Hi,

we all know that text embeddings (e.g., SBERT, simCSE, LLM embeddings) are very powerful. However, my little grudge with them was always that it’s hard to say what’s really in them. Okay, matching them gives some value of “relatedness” or “similarity”, but the value is kind of really hard to interpret. I mean text can be really diverse and is often similar in some categories, but not in others.

Here’s an example:

“The man builds a tent”

“Two men build a tent”

A text embedding model such as SBERT gives a high similarity score, which is fine, since the sentences are in fact quite similar. However, they’re similar because they’re mostly on the same stuff/topics, but they’re dissimilar in their use of number: in the first sentence there’s one man, in the second sentence there’s two!

My idea was to fine-tune the text embedding model such that we have multiple sub-embeddings of which we know what’s in them. This way, we can inspect how the overall score is regulated. E.g. in the example, we’d have a high score since the sentences have the same topic and the “topic” sub-embeddings match well, but we also modulate the score slightly downwards since our “number”-sub-embeddings that have the task of capturing quantification/number information are different.

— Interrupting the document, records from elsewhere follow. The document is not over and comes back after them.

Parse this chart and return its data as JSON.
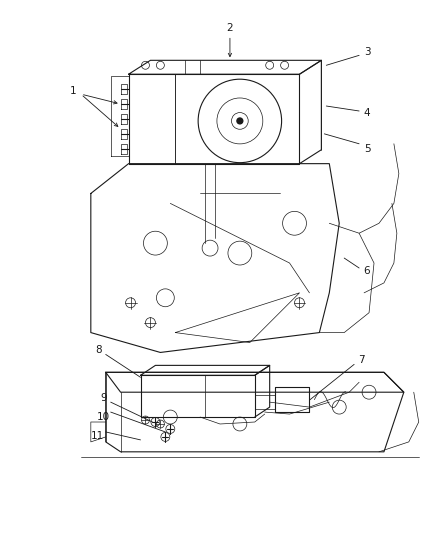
{
  "background_color": "#ffffff",
  "line_color": "#1a1a1a",
  "label_color": "#1a1a1a",
  "fig_width": 4.39,
  "fig_height": 5.33,
  "dpi": 100
}
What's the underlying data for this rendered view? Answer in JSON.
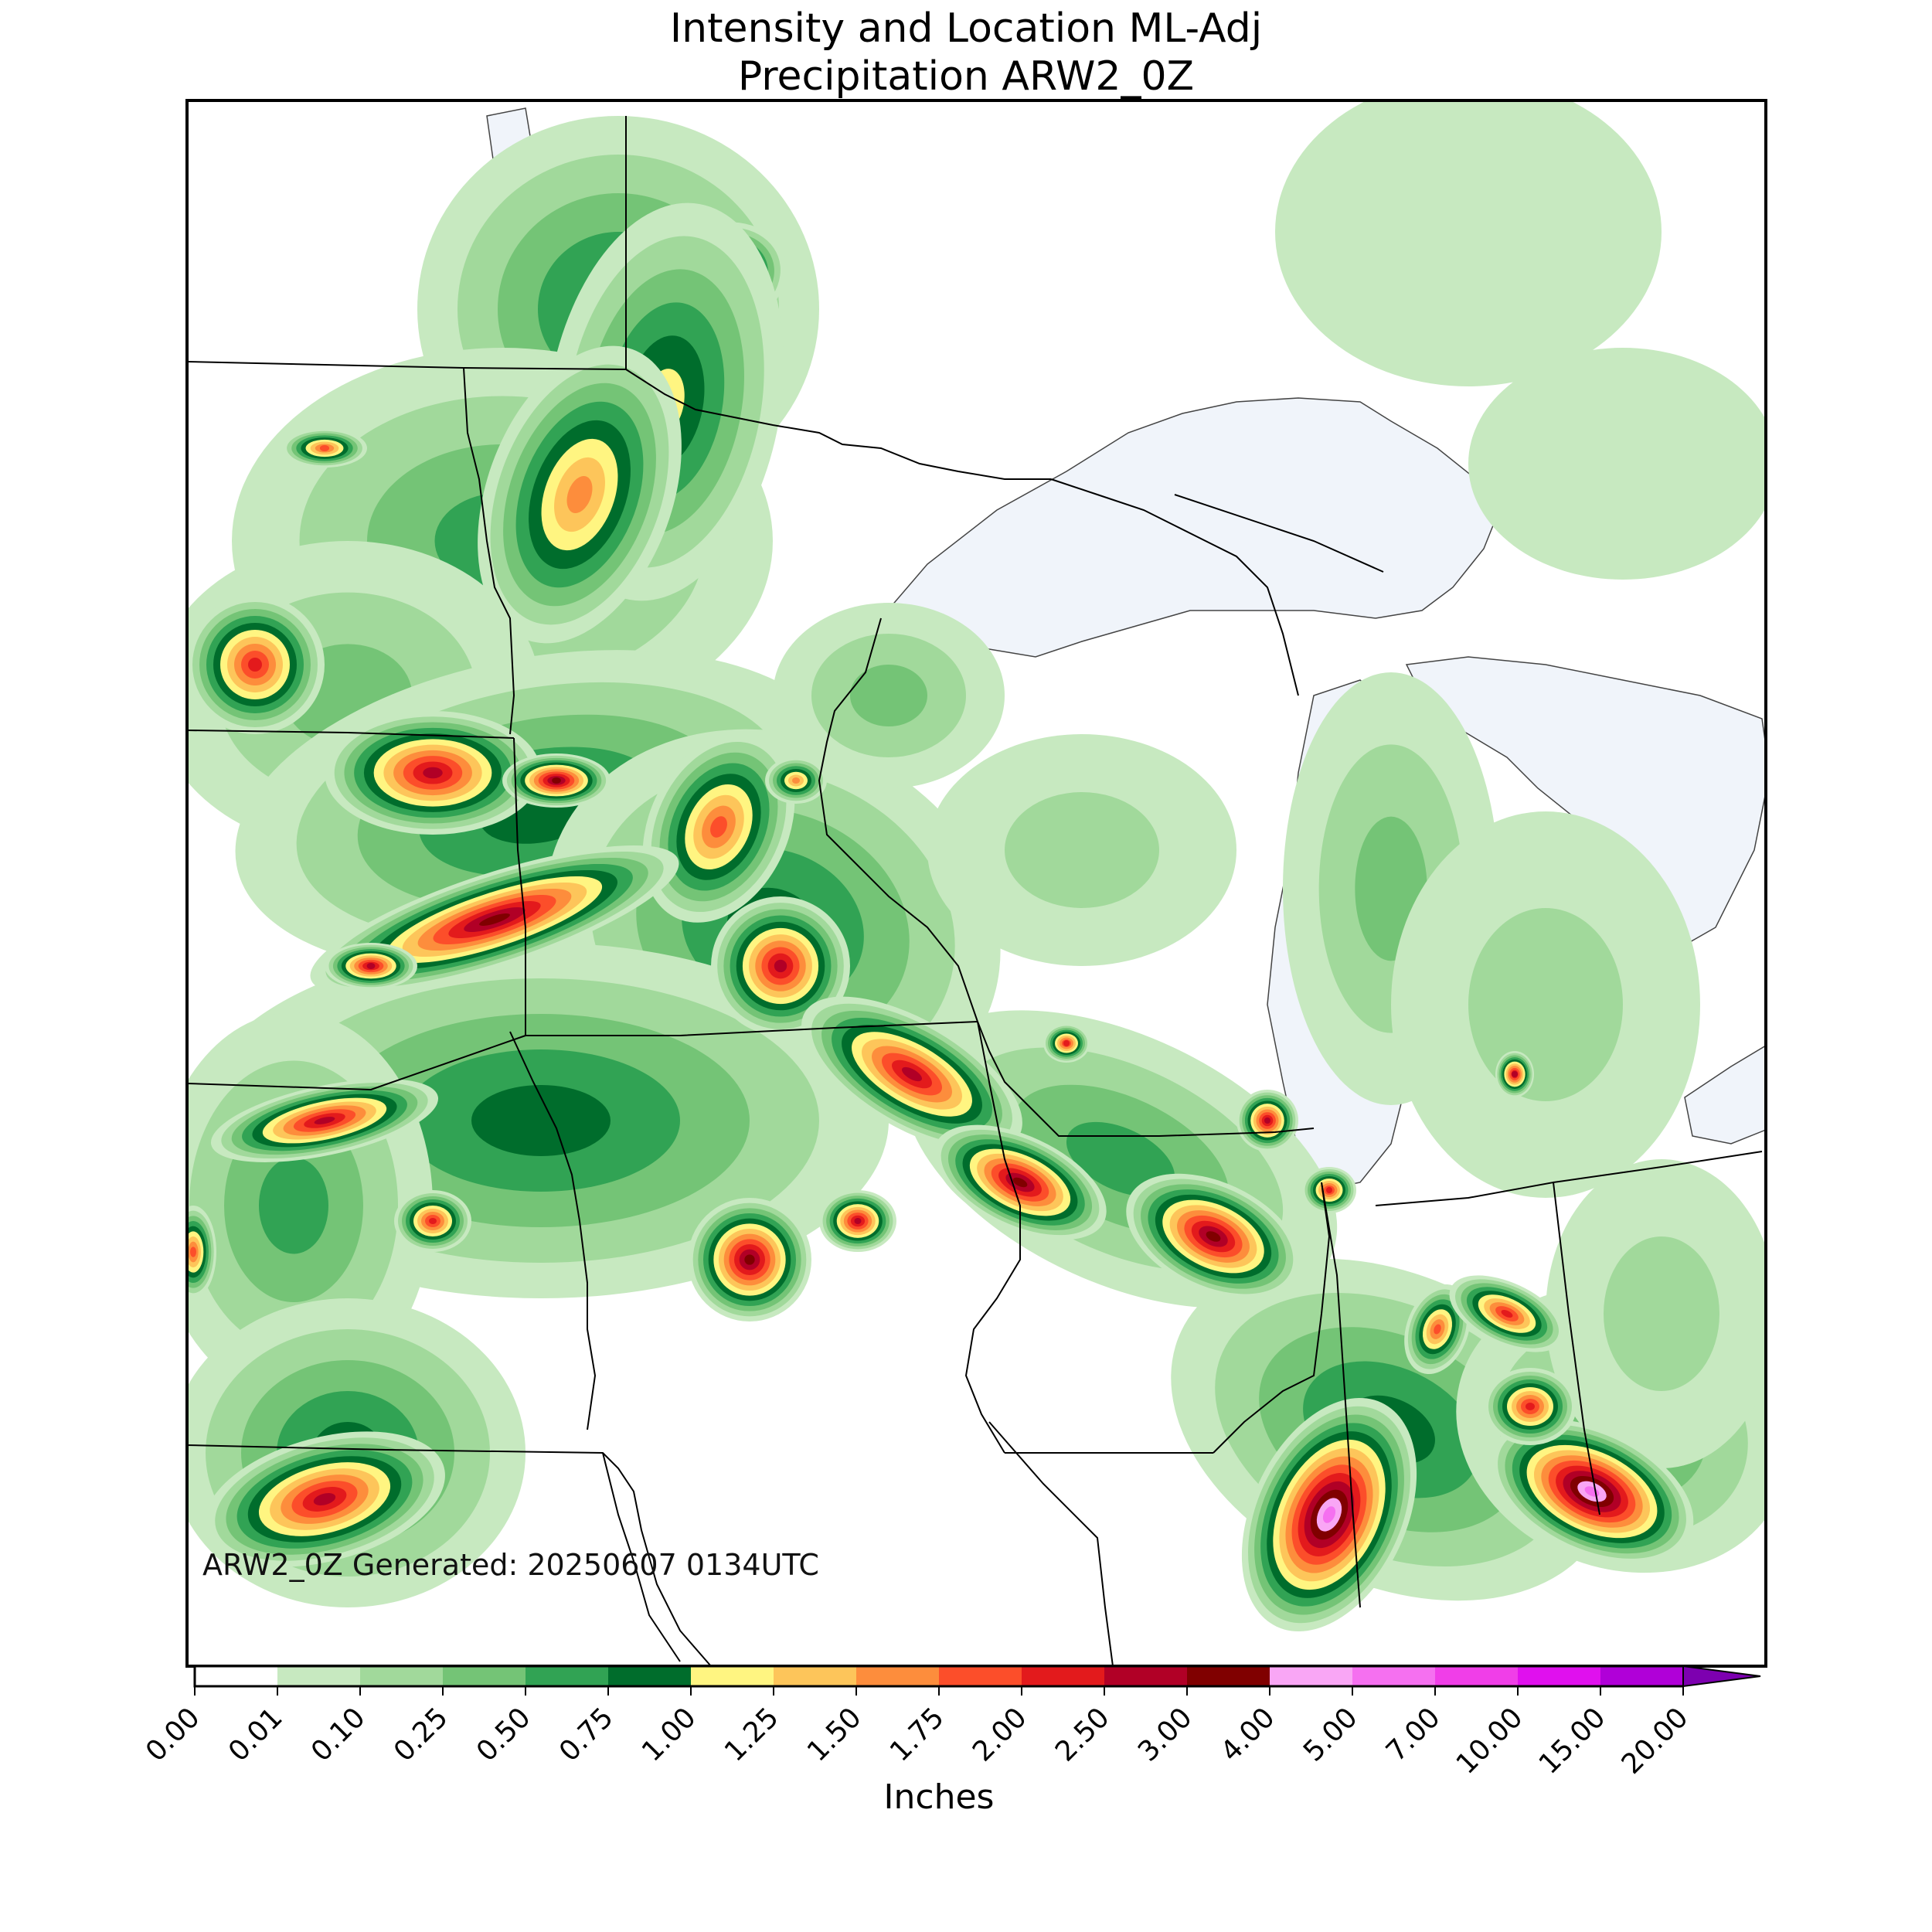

I’ve written some code that allows you to structure text embeddings into interpretable semantic features according to your use-case. The basic steps are really simple:

  1. Define a few interpretable metrics that measure similarity wrt to certain aspects you’re interested in (e.g., polarity, negative/positive sentiment, topic… and so on, you can be creative!).

  2. Assign each metric some part of the embedding

  3. Fine tune some sentence embedding model on the metric scores, such that the information gets pushed to the assigned parts and your interpretable metrics get reflected.

During training we pay attention that we don’t mess up the model and control the information routing process by ensuring that the overall similarity of the embeddings stays about the same as the similarity when using a frozen embedding model.

In the end, the final text embedding is structured into different sub-embeddings. You can use these sub-embeddings for fine-grained semantic search or clustering, or simply to explain a similarity rating of the embedding model.

Here’s the code for structuring your custom embeddings:

https://github.com/flipz357/S3BERT

Code is under free public MIT license.